Combination treatments

The combined use of RFA and TACE is predicated on the increased sensitivity of tumour cells to heat following chemoembolization[]. To date only a single small randomized controlled trial has compared the outcomes of combination therapy with RFA and TACE for tumours measuring 3.1–5.0 cm with RFA alone, showing a lower tumour progression rate with the combined treatment, and no statistical difference in survival rates[]. In several other studies, local control and long-term survival were increased with combination RFA and chemoembolization compared with either procedure alone.[]

Future directions

The optimal strategy for the use of TACE has yet to be established and more evidence is required in the comparison of the efficacy of drug-eluting beads with conventional TACE. TACE can be repeated, but the optimal number of treatments before switching to sorafenib is not yet known. There is also a rationale for combined treatment with TACE and sorafenib, as TACE has been shown to produce a proangiogenic response that would encourage the growth of new tumours[,]. The anti-angiogenic properties of sorafenib would help to counteract this response. Clinical trials using this combination of therapies are ongoing. Drug-eluting beads combined with sorafenib would also be worthy of investigation as a combination therapy.

Conclusion

There are multiple treatment options for HCC based on knowledge of its molecular pathogenesis that are selected in a multidisciplinary environment based on staging and treatment stratification. Several of these treatments require image guidance and are performed by radiologists trained in the interpretation of pre- and post-treatment imaging and image-guided procedures.
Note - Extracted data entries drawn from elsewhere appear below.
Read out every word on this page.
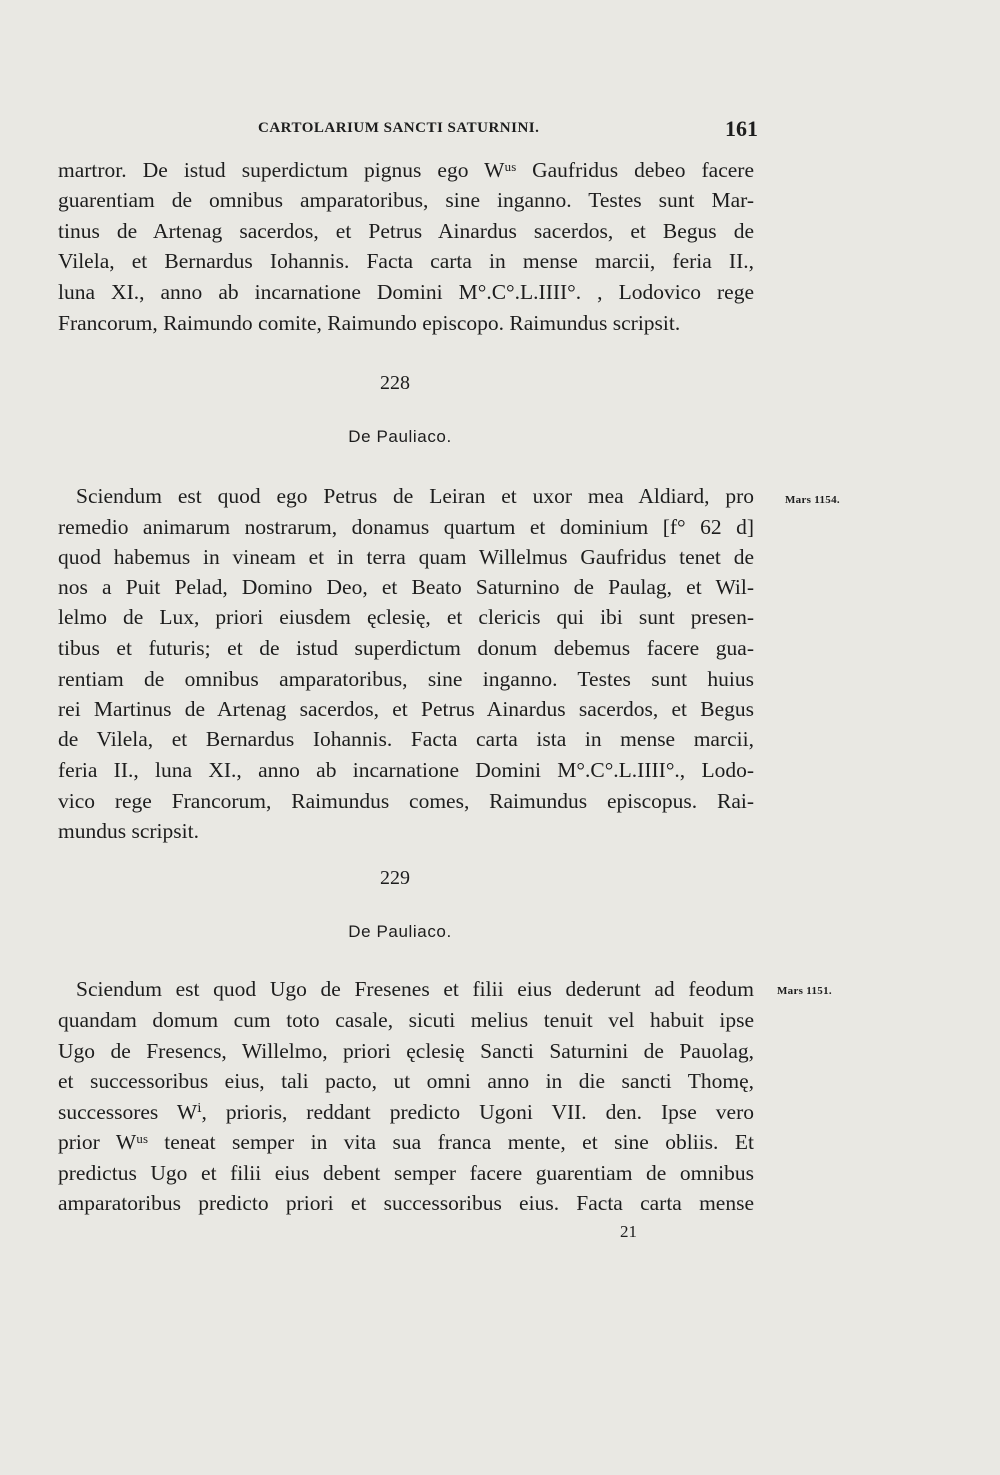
CARTOLARIUM SANCTI SATURNINI.	161
martror. De istud superdictum pignus ego Wᵘˢ Gaufridus debeo facere
guarentiam de omnibus amparatoribus, sine inganno. Testes sunt Mar-
tinus de Artenag sacerdos, et Petrus Ainardus sacerdos, et Begus de
Vilela, et Bernardus Iohannis. Facta carta in mense marcii, feria II.,
luna XI., anno ab incarnatione Domini M°.C°.L.IIII°. , Lodovico rege
Francorum, Raimundo comite, Raimundo episcopo. Raimundus scripsit.
228
De Pauliaco.
Mars 1154.
Sciendum est quod ego Petrus de Leiran et uxor mea Aldiard, pro
remedio animarum nostrarum, donamus quartum et dominium [f° 62 d]
quod habemus in vineam et in terra quam Willelmus Gaufridus tenet de
nos a Puit Pelad, Domino Deo, et Beato Saturnino de Paulag, et Wil-
lelmo de Lux, priori eiusdem ęclesię, et clericis qui ibi sunt presen-
tibus et futuris; et de istud superdictum donum debemus facere gua-
rentiam de omnibus amparatoribus, sine inganno. Testes sunt huius
rei Martinus de Artenag sacerdos, et Petrus Ainardus sacerdos, et Begus
de Vilela, et Bernardus Iohannis. Facta carta ista in mense marcii,
feria II., luna XI., anno ab incarnatione Domini M°.C°.L.IIII°., Lodo-
vico rege Francorum, Raimundus comes, Raimundus episcopus. Rai-
mundus scripsit.
229
De Pauliaco.
Mars 1151.
Sciendum est quod Ugo de Fresenes et filii eius dederunt ad feodum
quandam domum cum toto casale, sicuti melius tenuit vel habuit ipse
Ugo de Fresencs, Willelmo, priori ęclesię Sancti Saturnini de Pauolag,
et successoribus eius, tali pacto, ut omni anno in die sancti Thomę,
successores Wⁱ, prioris, reddant predicto Ugoni VII. den. Ipse vero
prior Wᵘˢ teneat semper in vita sua franca mente, et sine obliis. Et
predictus Ugo et filii eius debent semper facere guarentiam de omnibus
amparatoribus predicto priori et successoribus eius. Facta carta mense
21
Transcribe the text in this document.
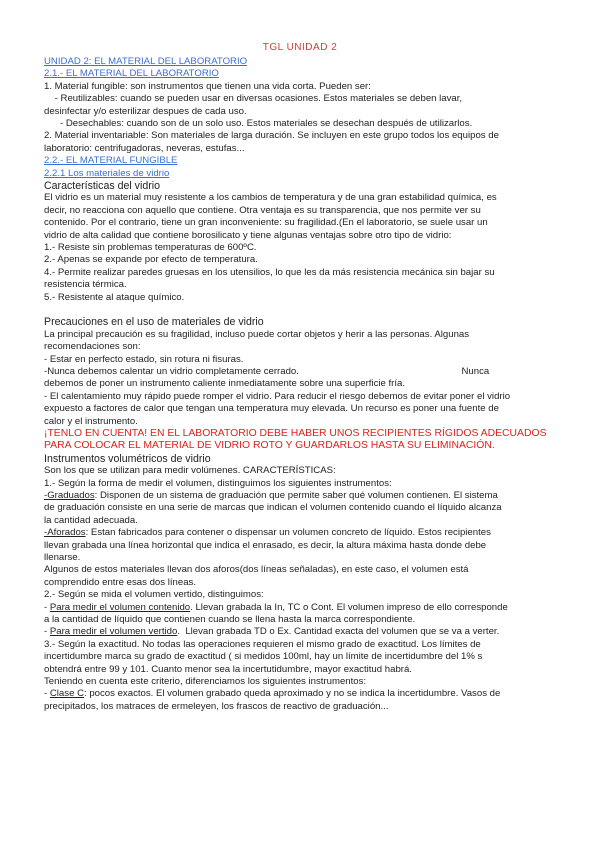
TGL UNIDAD 2
UNIDAD 2: EL MATERIAL DEL LABORATORIO
2.1.- EL MATERIAL DEL LABORATORIO
1. Material fungible: son instrumentos que tienen una vida corta. Pueden ser:
- Reutilizables: cuando se pueden usar en diversas ocasiones. Estos materiales se deben lavar,
desinfectar y/o esterilizar despues de cada uso.
- Desechables: cuando son de un solo uso. Estos materiales se desechan después de utilizarlos.
2. Material inventariable: Son materiales de larga duración. Se incluyen en este grupo todos los equipos de
laboratorio: centrifugadoras, neveras, estufas...
2.2.- EL MATERIAL FUNGIBLE
2.2.1 Los materiales de vidrio
Características del vidrio
El vidrio es un material muy resistente a los cambios de temperatura y de una gran estabilidad química, es
decir, no reacciona con aquello que contiene. Otra ventaja es su transparencia, que nos permite ver su
contenido. Por el contrario, tiene un gran inconveniente: su fragilidad.(En el laboratorio, se suele usar un
vidrio de alta calidad que contiene borosilicato y tiene algunas ventajas sobre otro tipo de vidrio:
1.- Resiste sin problemas temperaturas de 600ºC.
2.- Apenas se expande por efecto de temperatura.
4.- Permite realizar paredes gruesas en los utensilios, lo que les da más resistencia mecánica sin bajar su
resistencia térmica.
5.- Resistente al ataque químico.
Precauciones en el uso de materiales de vidrio
La principal precaución es su fragilidad, incluso puede cortar objetos y herir a las personas. Algunas
recomendaciones son:
- Estar en perfecto estado, sin rotura ni fisuras.
-Nunca debemos calentar un vidrio completamente cerrado.                                                             Nunca
debemos de poner un instrumento caliente inmediatamente sobre una superficie fría.
- El calentamiento muy rápido puede romper el vidrio. Para reducir el riesgo debemos de evitar poner el vidrio
expuesto a factores de calor que tengan una temperatura muy elevada. Un recurso es poner una fuente de
calor y el instrumento.
¡TENLO EN CUENTA! EN EL LABORATORIO DEBE HABER UNOS RECIPIENTES RÍGIDOS ADECUADOS
PARA COLOCAR EL MATERIAL DE VIDRIO ROTO Y GUARDARLOS HASTA SU ELIMINACIÓN.
Instrumentos volumétricos de vidrio
Son los que se utilizan para medir volúmenes. CARACTERÍSTICAS:
1.- Según la forma de medir el volumen, distinguimos los siguientes instrumentos:
-Graduados: Disponen de un sistema de graduación que permite saber qué volumen contienen. El sistema
de graduación consiste en una serie de marcas que indican el volumen contenido cuando el líquido alcanza
la cantidad adecuada.
-Aforados: Estan fabricados para contener o dispensar un volumen concreto de líquido. Estos recipientes
llevan grabada una línea horizontal que indica el enrasado, es decir, la altura máxima hasta donde debe
llenarse.
Algunos de estos materiales llevan dos aforos(dos líneas señaladas), en este caso, el volumen está
comprendido entre esas dos líneas.
2.- Según se mida el volumen vertido, distinguimos:
- Para medir el volumen contenido. Llevan grabada la In, TC o Cont. El volumen impreso de ello corresponde
a la cantidad de líquido que contienen cuando se llena hasta la marca correspondiente.
- Para medir el volumen vertido.  Llevan grabada TD o Ex. Cantidad exacta del volumen que se va a verter.
3.- Según la exactitud. No todas las operaciones requieren el mismo grado de exactitud. Los límites de
incertidumbre marca su grado de exactitud ( si medidos 100ml, hay un límite de incertidumbre del 1% s
obtendrá entre 99 y 101. Cuanto menor sea la incertutidumbre, mayor exactitud habrá.
Teniendo en cuenta este criterio, diferenciamos los siguientes instrumentos:
- Clase C: pocos exactos. El volumen grabado queda aproximado y no se indica la incertidumbre. Vasos de
precipitados, los matraces de ermeleyen, los frascos de reactivo de graduación...
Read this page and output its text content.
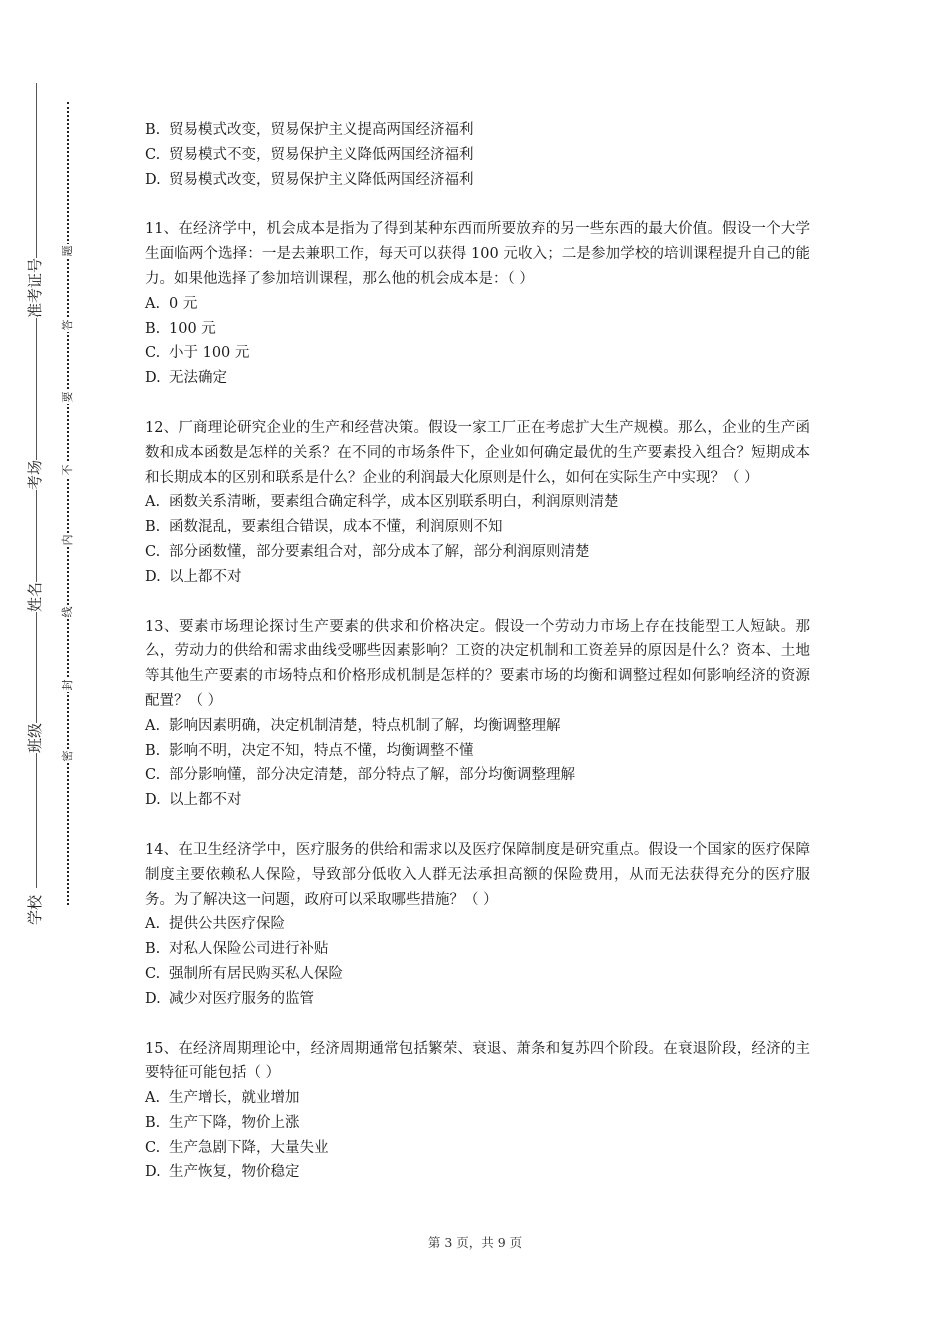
准考证号
考场
姓名
班级
学校
题
答
要
不
内
线
封
密

B. 贸易模式改变，贸易保护主义提高两国经济福利

C. 贸易模式不变，贸易保护主义降低两国经济福利

D. 贸易模式改变，贸易保护主义降低两国经济福利

11、在经济学中，机会成本是指为了得到某种东西而所要放弃的另一些东西的最大价值。假设一个大学生面临两个选择：一是去兼职工作，每天可以获得 100 元收入；二是参加学校的培训课程提升自己的能力。如果他选择了参加培训课程，那么他的机会成本是：（ ）

A. 0 元

B. 100 元

C. 小于 100 元

D. 无法确定

12、厂商理论研究企业的生产和经营决策。假设一家工厂正在考虑扩大生产规模。那么，企业的生产函数和成本函数是怎样的关系？在不同的市场条件下，企业如何确定最优的生产要素投入组合？短期成本和长期成本的区别和联系是什么？企业的利润最大化原则是什么，如何在实际生产中实现？（ ）

A. 函数关系清晰，要素组合确定科学，成本区别联系明白，利润原则清楚

B. 函数混乱，要素组合错误，成本不懂，利润原则不知

C. 部分函数懂，部分要素组合对，部分成本了解，部分利润原则清楚

D. 以上都不对

13、要素市场理论探讨生产要素的供求和价格决定。假设一个劳动力市场上存在技能型工人短缺。那么，劳动力的供给和需求曲线受哪些因素影响？工资的决定机制和工资差异的原因是什么？资本、土地等其他生产要素的市场特点和价格形成机制是怎样的？要素市场的均衡和调整过程如何影响经济的资源配置？（ ）

A. 影响因素明确，决定机制清楚，特点机制了解，均衡调整理解

B. 影响不明，决定不知，特点不懂，均衡调整不懂

C. 部分影响懂，部分决定清楚，部分特点了解，部分均衡调整理解

D. 以上都不对

14、在卫生经济学中，医疗服务的供给和需求以及医疗保障制度是研究重点。假设一个国家的医疗保障制度主要依赖私人保险，导致部分低收入人群无法承担高额的保险费用，从而无法获得充分的医疗服务。为了解决这一问题，政府可以采取哪些措施？（ ）

A. 提供公共医疗保险

B. 对私人保险公司进行补贴

C. 强制所有居民购买私人保险

D. 减少对医疗服务的监管

15、在经济周期理论中，经济周期通常包括繁荣、衰退、萧条和复苏四个阶段。在衰退阶段，经济的主要特征可能包括（ ）

A. 生产增长，就业增加

B. 生产下降，物价上涨

C. 生产急剧下降，大量失业

D. 生产恢复，物价稳定

第 3 页，共 9 页
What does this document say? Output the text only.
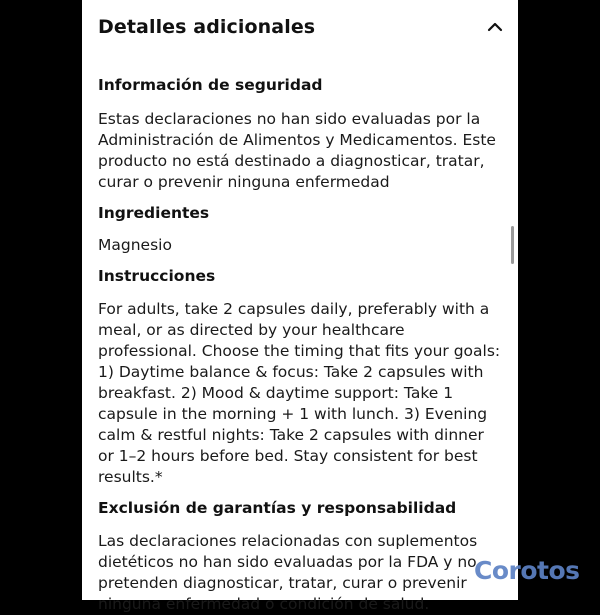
Detalles adicionales

Información de seguridad

Estas declaraciones no han sido evaluadas por la Administración de Alimentos y Medicamentos. Este producto no está destinado a diagnosticar, tratar, curar o prevenir ninguna enfermedad

Ingredientes

Magnesio

Instrucciones

For adults, take 2 capsules daily, preferably with a meal, or as directed by your healthcare professional. Choose the timing that fits your goals: 1) Daytime balance & focus: Take 2 capsules with breakfast. 2) Mood & daytime support: Take 1 capsule in the morning + 1 with lunch. 3) Evening calm & restful nights: Take 2 capsules with dinner or 1–2 hours before bed. Stay consistent for best results.*

Exclusión de garantías y responsabilidad

Las declaraciones relacionadas con suplementos dietéticos no han sido evaluadas por la FDA y no pretenden diagnosticar, tratar, curar o prevenir ninguna enfermedad o condición de salud.

Corotos
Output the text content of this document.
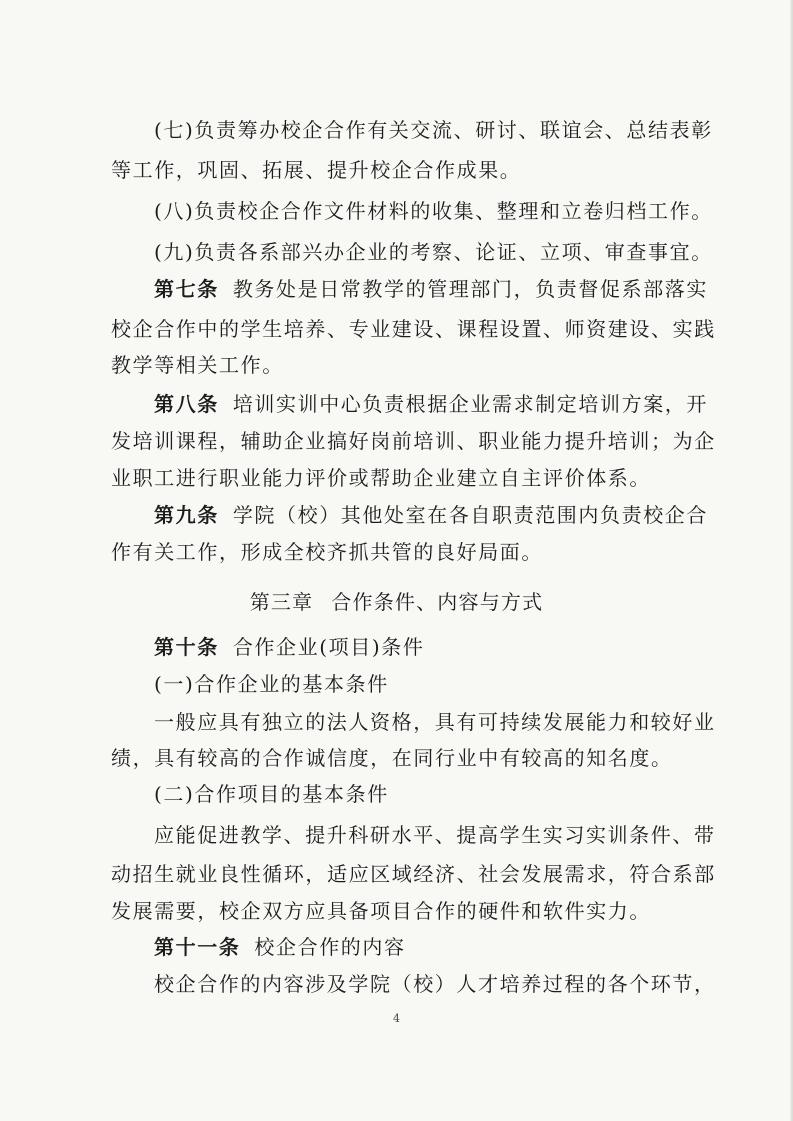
(七)负责筹办校企合作有关交流、研讨、联谊会、总结表彰
等工作，巩固、拓展、提升校企合作成果。
(八)负责校企合作文件材料的收集、整理和立卷归档工作。
(九)负责各系部兴办企业的考察、论证、立项、审查事宜。
第七条 教务处是日常教学的管理部门，负责督促系部落实
校企合作中的学生培养、专业建设、课程设置、师资建设、实践
教学等相关工作。
第八条 培训实训中心负责根据企业需求制定培训方案，开
发培训课程，辅助企业搞好岗前培训、职业能力提升培训；为企
业职工进行职业能力评价或帮助企业建立自主评价体系。
第九条 学院（校）其他处室在各自职责范围内负责校企合
作有关工作，形成全校齐抓共管的良好局面。
第三章 合作条件、内容与方式
第十条 合作企业(项目)条件
(一)合作企业的基本条件
一般应具有独立的法人资格，具有可持续发展能力和较好业
绩，具有较高的合作诚信度，在同行业中有较高的知名度。
(二)合作项目的基本条件
应能促进教学、提升科研水平、提高学生实习实训条件、带
动招生就业良性循环，适应区域经济、社会发展需求，符合系部
发展需要，校企双方应具备项目合作的硬件和软件实力。
第十一条 校企合作的内容
校企合作的内容涉及学院（校）人才培养过程的各个环节，
4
PEI and RFA are used for early stage tumours as an alternative to surgical resection. TACE is the option for patients with unresectable HCC and preserved liver function in whom the tumour is too large or multifocal for RFA. Drug-eluting beads as an alternative to conventional TACE, and radioembolization, are more recently developed forms of targeted therapy that demonstrate very good early results and offer more options for more advanced disease including PV involvement.